THIS IS THE week we saw lines of bank depositors waiting to find out how much they'd lost. This is the week that started with the Treasury secretary sketching out another hastily assembled bailout, which his blank check/bazooka/fudgesicle most certainly is, even if President Bush can't stomach the word. This is the week that cost the shorts their shorts, thanks to bank earnings that bested dire expectations. Also, the SEC has just made clear that no one better say anything bad about financial stocks, or short them ever again. Finally, oil can now be had for just $130 a barrel. Ain't life grand?
I bring up all these symptoms of our mutual distress because I'm about to end my week in a most unexpected fashion: by recommending a stock tied to the mortgage mess. If you have cash earning next-to-nothing in an IRA and missed the short squeeze of the past two days, you could do much worse than buying Annaly Capital Management (NLY), a real-estate investment trust that buys Freddie Mac (FRE) and Fannie Mae (FNM) debt.
Yeah, I know: debt and housing, Fannie and Freddie — why not just drink some Drano and be done with living? Having managed to escape the brunt of this bear market by conscientiously shunning everything having to do with debt, or money, I hate venturing this far out on a limb. But if the whole tree doesn't topple, the branch should hold. And the potential reward justifies the risk.
I've been mostly bearish for a year now, and my best recent call was probably advice to short consumer spending, a strategy that would have earned 11% since the end of February (and 25% at the market's nadir earlier this week). I don't believe that housing has bottomed. I don't believe America is too big to fail. I just don't believe that it will.
Of course, unless we conquer our many problems in a jiffy, the sheen of prosperity is likely to fade, as loans are repaid — or not repaid. The stock market has acknowledged as much by making stingy CDs look like wise investments, year-to-date. And yet here we have a 15% yielder with pretty good odds of delivering that rate — and no one seems to care.

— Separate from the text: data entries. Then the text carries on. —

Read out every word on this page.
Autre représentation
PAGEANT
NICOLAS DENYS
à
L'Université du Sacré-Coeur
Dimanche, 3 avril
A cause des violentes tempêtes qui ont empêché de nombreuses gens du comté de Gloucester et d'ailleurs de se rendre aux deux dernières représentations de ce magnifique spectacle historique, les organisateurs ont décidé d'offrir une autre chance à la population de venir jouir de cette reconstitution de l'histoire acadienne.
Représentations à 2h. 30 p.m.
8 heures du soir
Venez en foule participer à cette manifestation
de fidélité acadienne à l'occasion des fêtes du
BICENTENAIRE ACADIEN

The only way Annaly turns into a bad idea from here if the U.S. government, despite its AAA credit rating and its vast taxation powers, somehow allows the nationwide housing market and the dollar to collapse, or if the Fed lets inflation gallop out of control. I realize that all these are widely discussed worst-case scenarios. And that's precisely why Annaly is so cheap.
Another reason it's cheap is that the REIT has leveraged less than $7 billion in equity with $51 billion in mostly short-term debt. The leverage helps Annaly profit on the margin spread between borrowings in the repo market backed by Treasury bills and investments in the higher yielding agency (i.e., Fannie and Freddie) debt. But leverage isn't such a good idea if the market goes against you. Carlyle Capital had to be liquidated in March during a selloff in just such paper when it couldn't meet its margin calls. Of course, Carlyle was leveraged a greedy 31-to-1. Annaly, on the other hand, is at 8-to-1 and limits itself to 12-to-1 under the most aggressive scenario. And while it's conceivable that Fannie and Freddie debt could lose just enough value to annihilate Annaly without bringing on a financial apocalypse, that doesn't seem very likely, especially now.
When Carlyle went bad, agency debt was selling off because it was feared that hard-pressed Wall Street banks, unable to sell what they most wanted to be rid off, would begin dumping what they could, namely Fannie and Freddie notes. That threat receded once the Fed opened its discount window and offered to park some of the junk debt on its own balance sheet. More recently, Annaly and several competitors have sold off on fears that Fannie and Freddie would somehow lose access to the global credit markets, and thereby run out of liquidity. The Paulson fudgesicle suggests that won't happen either.